How seats are booked
Seats are assigned automatically by the system when a passenger books a flight. To keep things consistent, we will
constrain this process like so:
• In every plane, there are 6 seats per row, designated by the letters A,B,C,D,E, and F.
For example, the seat 1E represents the fifth seat in row 1.
• There are three seat classes, first class, which starts at row 1, followed by business class, and then economy.
• When a passenger wants to book a seat in a particular seat class, seats are assigned row by row, from A to F
across the row, until the capacity of a seat class is reached. At that point, a new row starts for the next seat
For example, if there are 8 seats in first class, the seats are booked in this order: 1A, 1B, 1C, 1D, 1E, 1F, 2A, 2B.
For the next class, business class, we start on a new row, so the first seat to be booked will be 3A. If there are
15 seats in business class, the last seat in business class will be 5C, and the first seat in economy will be 6A.
• Economy class can be overbooked. Up to 10 seats after filling up all economy seats, passengers will not get
a seat booked, and instead will have NULL values for the seat number and letter. After 10 NULL seats are
booked, no more can be booked.
After bookings are done, airline workers can attempt to upgrade NULL seats from economy to a higher seat
class, starting with business, followed by first class (with seats assigned in the same order as normal booking).
Upgrades are done in order of earliest booking. If there are no seats remaining in the higher classes to upgrade
the overbooked seats, then those passengers will unfortunately not be able to take the flight.

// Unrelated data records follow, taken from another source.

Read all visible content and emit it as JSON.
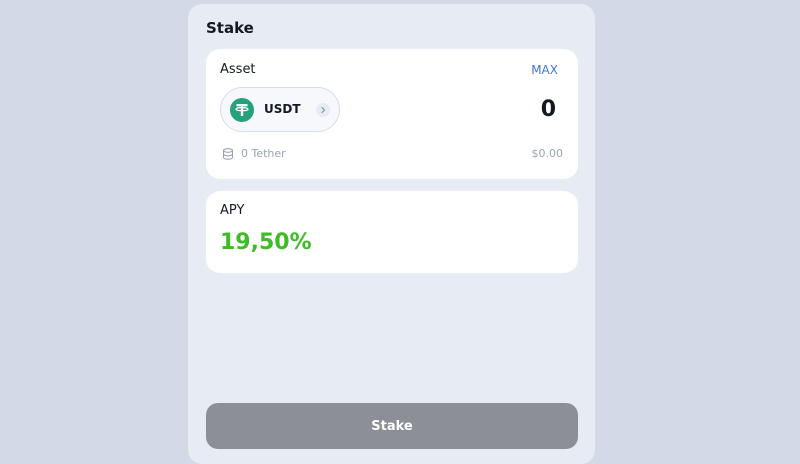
{
  "panel": {
    "title": "Stake"
  },
  "asset": {
    "label": "Asset",
    "max_label": "MAX",
    "token": {
      "symbol": "USDT",
      "icon": "tether-icon",
      "icon_color": "#26a17b"
    },
    "amount": "0",
    "balance_text": "0 Tether",
    "usd_value": "$0.00"
  },
  "apy": {
    "label": "APY",
    "value": "19,50%",
    "value_color": "#3cbd23"
  },
  "action": {
    "stake_label": "Stake",
    "disabled": true
  },
  "colors": {
    "accent_link": "#3f74d8",
    "button_disabled": "#8c8f95"
  }
}
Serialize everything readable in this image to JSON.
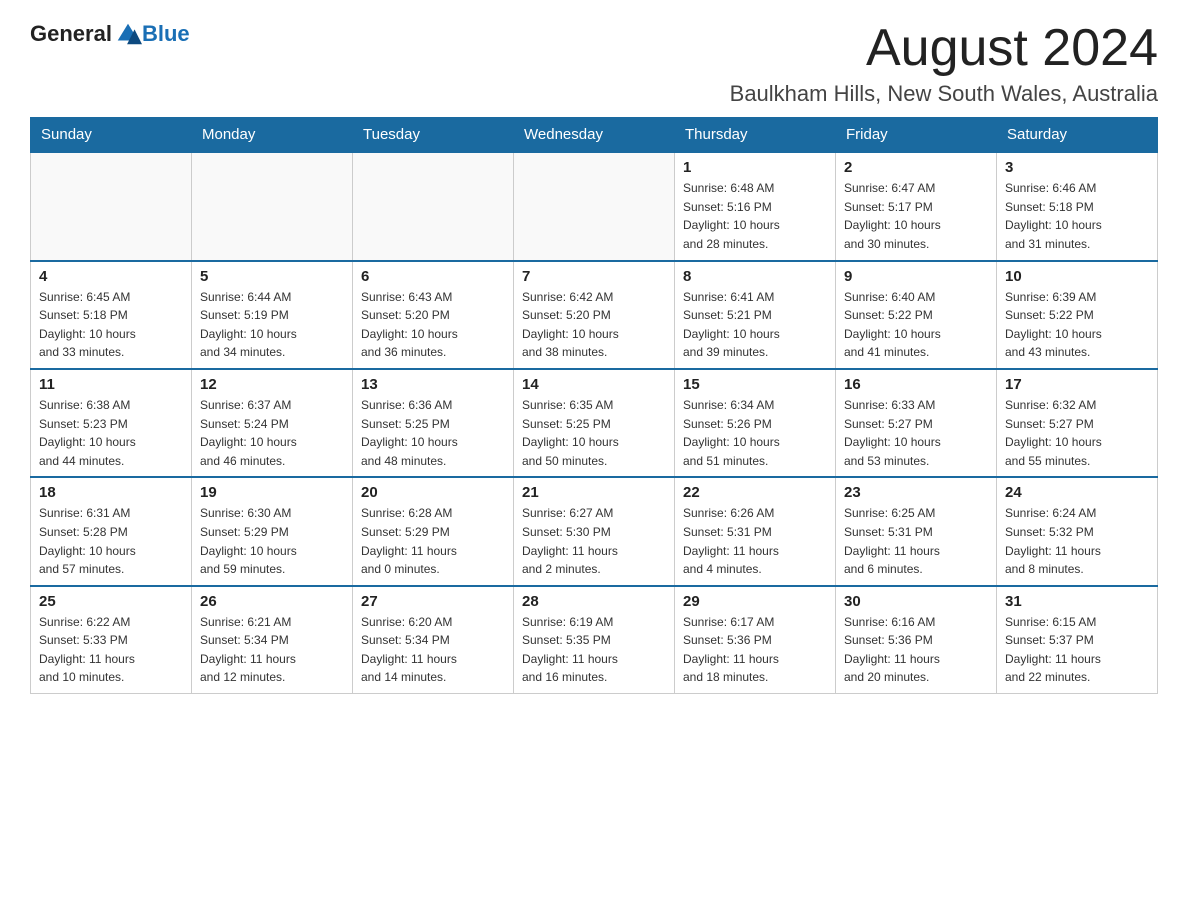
{
  "header": {
    "logo_general": "General",
    "logo_blue": "Blue",
    "month_title": "August 2024",
    "location": "Baulkham Hills, New South Wales, Australia"
  },
  "weekdays": [
    "Sunday",
    "Monday",
    "Tuesday",
    "Wednesday",
    "Thursday",
    "Friday",
    "Saturday"
  ],
  "weeks": [
    [
      {
        "day": "",
        "info": ""
      },
      {
        "day": "",
        "info": ""
      },
      {
        "day": "",
        "info": ""
      },
      {
        "day": "",
        "info": ""
      },
      {
        "day": "1",
        "info": "Sunrise: 6:48 AM\nSunset: 5:16 PM\nDaylight: 10 hours\nand 28 minutes."
      },
      {
        "day": "2",
        "info": "Sunrise: 6:47 AM\nSunset: 5:17 PM\nDaylight: 10 hours\nand 30 minutes."
      },
      {
        "day": "3",
        "info": "Sunrise: 6:46 AM\nSunset: 5:18 PM\nDaylight: 10 hours\nand 31 minutes."
      }
    ],
    [
      {
        "day": "4",
        "info": "Sunrise: 6:45 AM\nSunset: 5:18 PM\nDaylight: 10 hours\nand 33 minutes."
      },
      {
        "day": "5",
        "info": "Sunrise: 6:44 AM\nSunset: 5:19 PM\nDaylight: 10 hours\nand 34 minutes."
      },
      {
        "day": "6",
        "info": "Sunrise: 6:43 AM\nSunset: 5:20 PM\nDaylight: 10 hours\nand 36 minutes."
      },
      {
        "day": "7",
        "info": "Sunrise: 6:42 AM\nSunset: 5:20 PM\nDaylight: 10 hours\nand 38 minutes."
      },
      {
        "day": "8",
        "info": "Sunrise: 6:41 AM\nSunset: 5:21 PM\nDaylight: 10 hours\nand 39 minutes."
      },
      {
        "day": "9",
        "info": "Sunrise: 6:40 AM\nSunset: 5:22 PM\nDaylight: 10 hours\nand 41 minutes."
      },
      {
        "day": "10",
        "info": "Sunrise: 6:39 AM\nSunset: 5:22 PM\nDaylight: 10 hours\nand 43 minutes."
      }
    ],
    [
      {
        "day": "11",
        "info": "Sunrise: 6:38 AM\nSunset: 5:23 PM\nDaylight: 10 hours\nand 44 minutes."
      },
      {
        "day": "12",
        "info": "Sunrise: 6:37 AM\nSunset: 5:24 PM\nDaylight: 10 hours\nand 46 minutes."
      },
      {
        "day": "13",
        "info": "Sunrise: 6:36 AM\nSunset: 5:25 PM\nDaylight: 10 hours\nand 48 minutes."
      },
      {
        "day": "14",
        "info": "Sunrise: 6:35 AM\nSunset: 5:25 PM\nDaylight: 10 hours\nand 50 minutes."
      },
      {
        "day": "15",
        "info": "Sunrise: 6:34 AM\nSunset: 5:26 PM\nDaylight: 10 hours\nand 51 minutes."
      },
      {
        "day": "16",
        "info": "Sunrise: 6:33 AM\nSunset: 5:27 PM\nDaylight: 10 hours\nand 53 minutes."
      },
      {
        "day": "17",
        "info": "Sunrise: 6:32 AM\nSunset: 5:27 PM\nDaylight: 10 hours\nand 55 minutes."
      }
    ],
    [
      {
        "day": "18",
        "info": "Sunrise: 6:31 AM\nSunset: 5:28 PM\nDaylight: 10 hours\nand 57 minutes."
      },
      {
        "day": "19",
        "info": "Sunrise: 6:30 AM\nSunset: 5:29 PM\nDaylight: 10 hours\nand 59 minutes."
      },
      {
        "day": "20",
        "info": "Sunrise: 6:28 AM\nSunset: 5:29 PM\nDaylight: 11 hours\nand 0 minutes."
      },
      {
        "day": "21",
        "info": "Sunrise: 6:27 AM\nSunset: 5:30 PM\nDaylight: 11 hours\nand 2 minutes."
      },
      {
        "day": "22",
        "info": "Sunrise: 6:26 AM\nSunset: 5:31 PM\nDaylight: 11 hours\nand 4 minutes."
      },
      {
        "day": "23",
        "info": "Sunrise: 6:25 AM\nSunset: 5:31 PM\nDaylight: 11 hours\nand 6 minutes."
      },
      {
        "day": "24",
        "info": "Sunrise: 6:24 AM\nSunset: 5:32 PM\nDaylight: 11 hours\nand 8 minutes."
      }
    ],
    [
      {
        "day": "25",
        "info": "Sunrise: 6:22 AM\nSunset: 5:33 PM\nDaylight: 11 hours\nand 10 minutes."
      },
      {
        "day": "26",
        "info": "Sunrise: 6:21 AM\nSunset: 5:34 PM\nDaylight: 11 hours\nand 12 minutes."
      },
      {
        "day": "27",
        "info": "Sunrise: 6:20 AM\nSunset: 5:34 PM\nDaylight: 11 hours\nand 14 minutes."
      },
      {
        "day": "28",
        "info": "Sunrise: 6:19 AM\nSunset: 5:35 PM\nDaylight: 11 hours\nand 16 minutes."
      },
      {
        "day": "29",
        "info": "Sunrise: 6:17 AM\nSunset: 5:36 PM\nDaylight: 11 hours\nand 18 minutes."
      },
      {
        "day": "30",
        "info": "Sunrise: 6:16 AM\nSunset: 5:36 PM\nDaylight: 11 hours\nand 20 minutes."
      },
      {
        "day": "31",
        "info": "Sunrise: 6:15 AM\nSunset: 5:37 PM\nDaylight: 11 hours\nand 22 minutes."
      }
    ]
  ]
}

You should use these constraints and assumptions when writing your code.
Read the Javadoc in the code for more information on what you must do.
SQL vs. Java
You will have to decide how much to do in SQL and how much to do in Java. At one extreme, you could use the
database for very little other than storage: for each table, you could write a simple query to dump its contents into
a data structure in Java and then do all the real work in Java. This is a bad idea. The DBMS was designed to
be extremely good at operating on tables! You should use SQL to do as much as it can do for you. In particular,
there is no need to use a Java data structure such as an ArrayList, HashMap, or Set, or even a simple array.

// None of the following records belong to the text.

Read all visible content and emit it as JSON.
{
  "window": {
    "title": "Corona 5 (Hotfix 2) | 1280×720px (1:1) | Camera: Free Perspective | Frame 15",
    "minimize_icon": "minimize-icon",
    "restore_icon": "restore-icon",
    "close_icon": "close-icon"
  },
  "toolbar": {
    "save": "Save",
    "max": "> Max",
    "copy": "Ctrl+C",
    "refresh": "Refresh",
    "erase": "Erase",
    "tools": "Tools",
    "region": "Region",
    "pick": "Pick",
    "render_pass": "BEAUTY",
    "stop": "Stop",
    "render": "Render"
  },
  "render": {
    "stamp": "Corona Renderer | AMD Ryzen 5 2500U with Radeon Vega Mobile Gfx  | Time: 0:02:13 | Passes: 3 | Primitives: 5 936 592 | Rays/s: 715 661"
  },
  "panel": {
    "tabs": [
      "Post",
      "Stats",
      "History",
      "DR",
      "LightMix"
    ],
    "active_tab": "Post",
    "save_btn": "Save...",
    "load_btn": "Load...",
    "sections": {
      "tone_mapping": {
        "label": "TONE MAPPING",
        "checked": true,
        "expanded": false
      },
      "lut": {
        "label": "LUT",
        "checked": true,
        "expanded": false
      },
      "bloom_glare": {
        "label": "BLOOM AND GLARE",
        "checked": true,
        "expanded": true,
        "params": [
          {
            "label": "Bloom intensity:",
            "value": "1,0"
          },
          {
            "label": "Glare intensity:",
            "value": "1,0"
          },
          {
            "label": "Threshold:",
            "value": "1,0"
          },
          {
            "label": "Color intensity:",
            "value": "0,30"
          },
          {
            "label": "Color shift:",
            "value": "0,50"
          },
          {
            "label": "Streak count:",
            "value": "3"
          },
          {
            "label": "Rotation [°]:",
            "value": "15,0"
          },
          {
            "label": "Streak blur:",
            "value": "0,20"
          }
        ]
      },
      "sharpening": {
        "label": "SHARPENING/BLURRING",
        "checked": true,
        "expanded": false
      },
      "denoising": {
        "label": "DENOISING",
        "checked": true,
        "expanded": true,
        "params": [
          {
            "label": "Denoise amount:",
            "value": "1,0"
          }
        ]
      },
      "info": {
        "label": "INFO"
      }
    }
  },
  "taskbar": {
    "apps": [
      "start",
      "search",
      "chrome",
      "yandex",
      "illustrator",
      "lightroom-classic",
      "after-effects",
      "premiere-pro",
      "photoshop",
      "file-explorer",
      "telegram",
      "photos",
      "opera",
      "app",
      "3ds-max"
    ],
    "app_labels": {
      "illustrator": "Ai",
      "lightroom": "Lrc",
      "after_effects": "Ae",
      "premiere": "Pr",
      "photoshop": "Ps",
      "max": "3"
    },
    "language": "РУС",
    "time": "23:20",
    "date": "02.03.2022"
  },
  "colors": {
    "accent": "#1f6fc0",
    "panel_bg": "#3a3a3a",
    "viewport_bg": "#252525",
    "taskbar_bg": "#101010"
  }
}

We don’t want you to spend a lot of time learning Java for this assignment, so feel free to ask lots of Java-specific
questions as they come up.
Additional JDBC tips
Some of your SQL queries may be very long strings. You should write them on multiple lines for readability, and
to keep your code within an 80-character line length. But you can’t split a Java string over multiple lines. You’ll
need to break the string into pieces and use + to concatenate them together. Don’t forget to put a blank at the end
of each piece so that when they are concatenated you will have valid SQL. Example:
String sqlText =
“select pass_id ” +
“from Passenger r join Booking b on r.pass_id = b.pass_id ” +
“where r.fname = ?”;
Note that seat_class is a user-defined type in the ddl file. For a query string, instead of just putting a question
mark ?, you should put (?::seat_class), indicating the user-defined type.

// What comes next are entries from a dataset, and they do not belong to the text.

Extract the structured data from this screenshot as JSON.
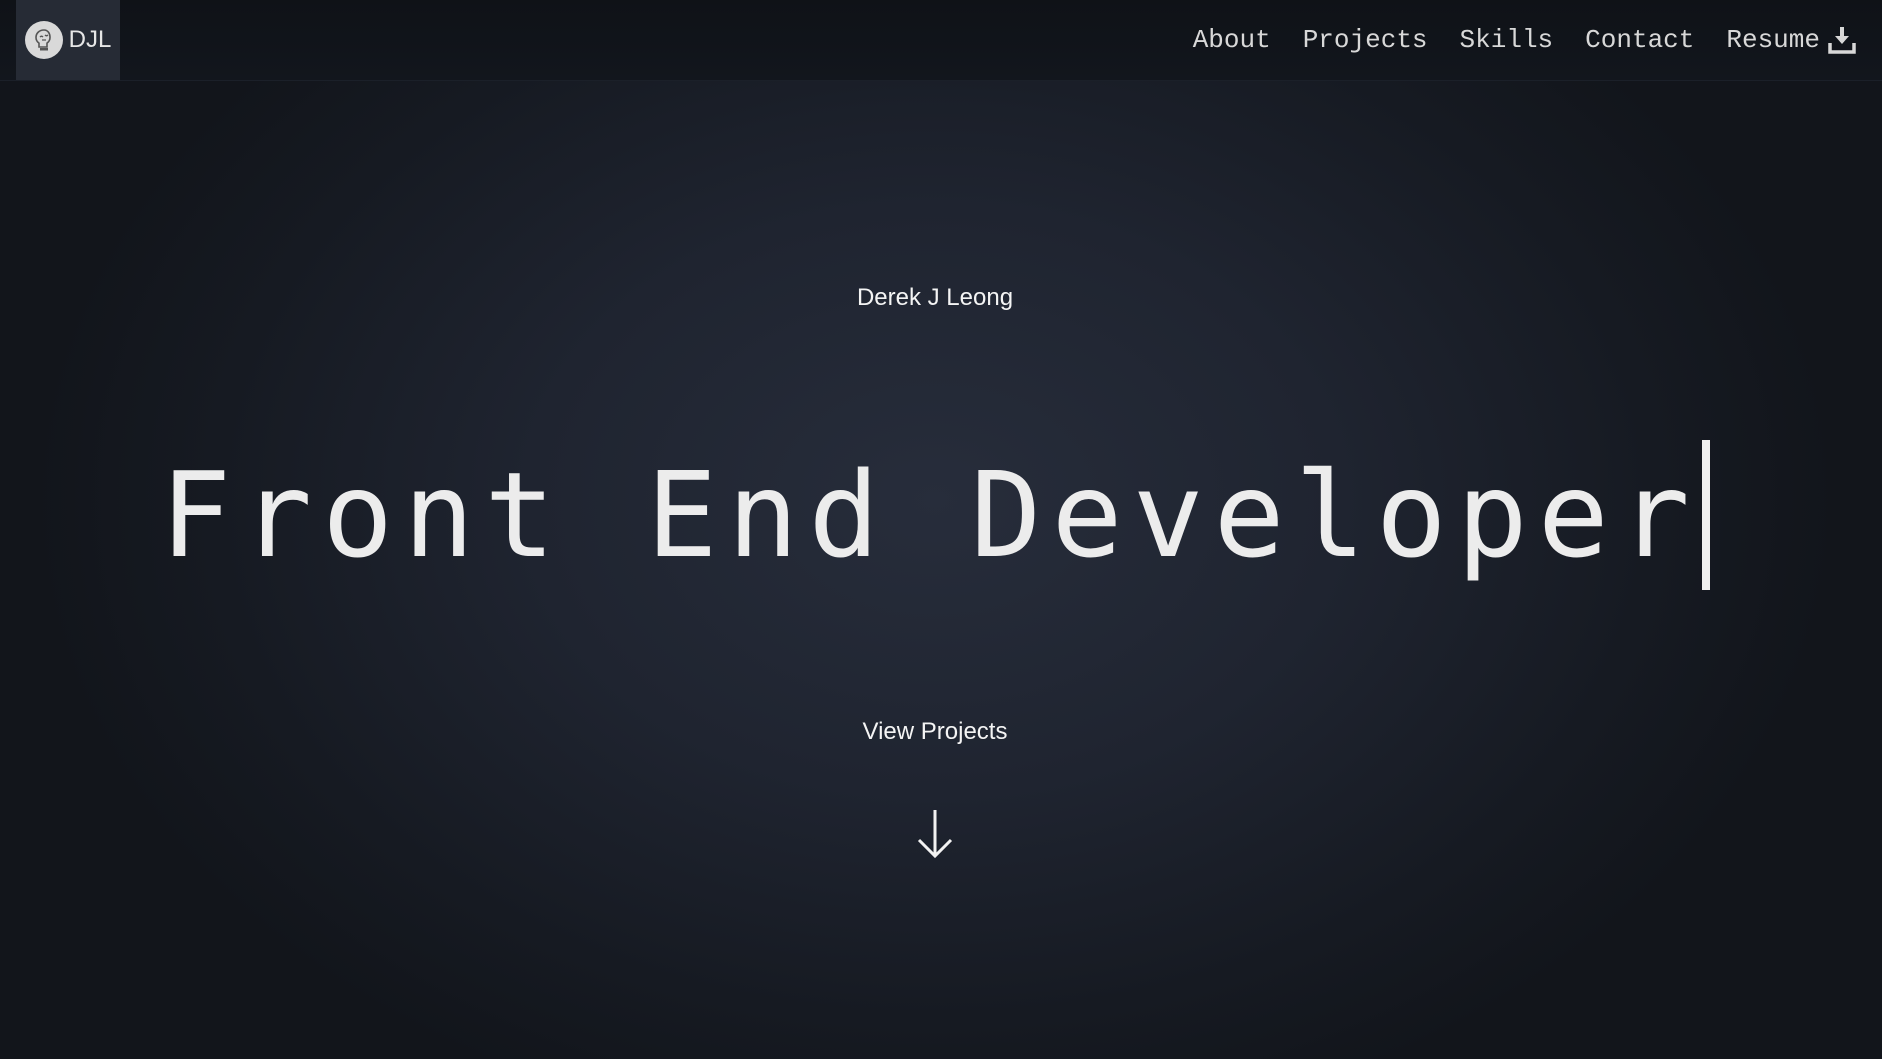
{
  "brand": {
    "text": "DJL",
    "logo_icon": "brain-lightbulb-icon"
  },
  "nav": {
    "items": [
      {
        "label": "About"
      },
      {
        "label": "Projects"
      },
      {
        "label": "Skills"
      },
      {
        "label": "Contact"
      },
      {
        "label": "Resume",
        "icon": "download-icon"
      }
    ]
  },
  "hero": {
    "name": "Derek J Leong",
    "headline": "Front End Developer",
    "cta_label": "View Projects",
    "arrow_icon": "arrow-down-icon"
  },
  "colors": {
    "background": "#1f2430",
    "navbar": "#0f1217",
    "brand_box": "#262b35",
    "text": "#f2f2f2"
  }
}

Then you can set it in the PreparedStatement, for example: ps.setString(1, “economy”);
Please refer to the JDBC exercise from class for some common mistakes and the error messages they generate.
You must declare your team on MarkUs even if you are working solo. If you plan to work with a partner, declare
this as soon as you begin working together.
For this assignment, you will hand in numerous files. MarkUs shows you if an expected file has not been submitted;
check that feedback so you don’t accidentally overlook a file. Also check that you have submitted the correct version
of your file by downloading it from MarkUs. New files will not be accepted after the due date.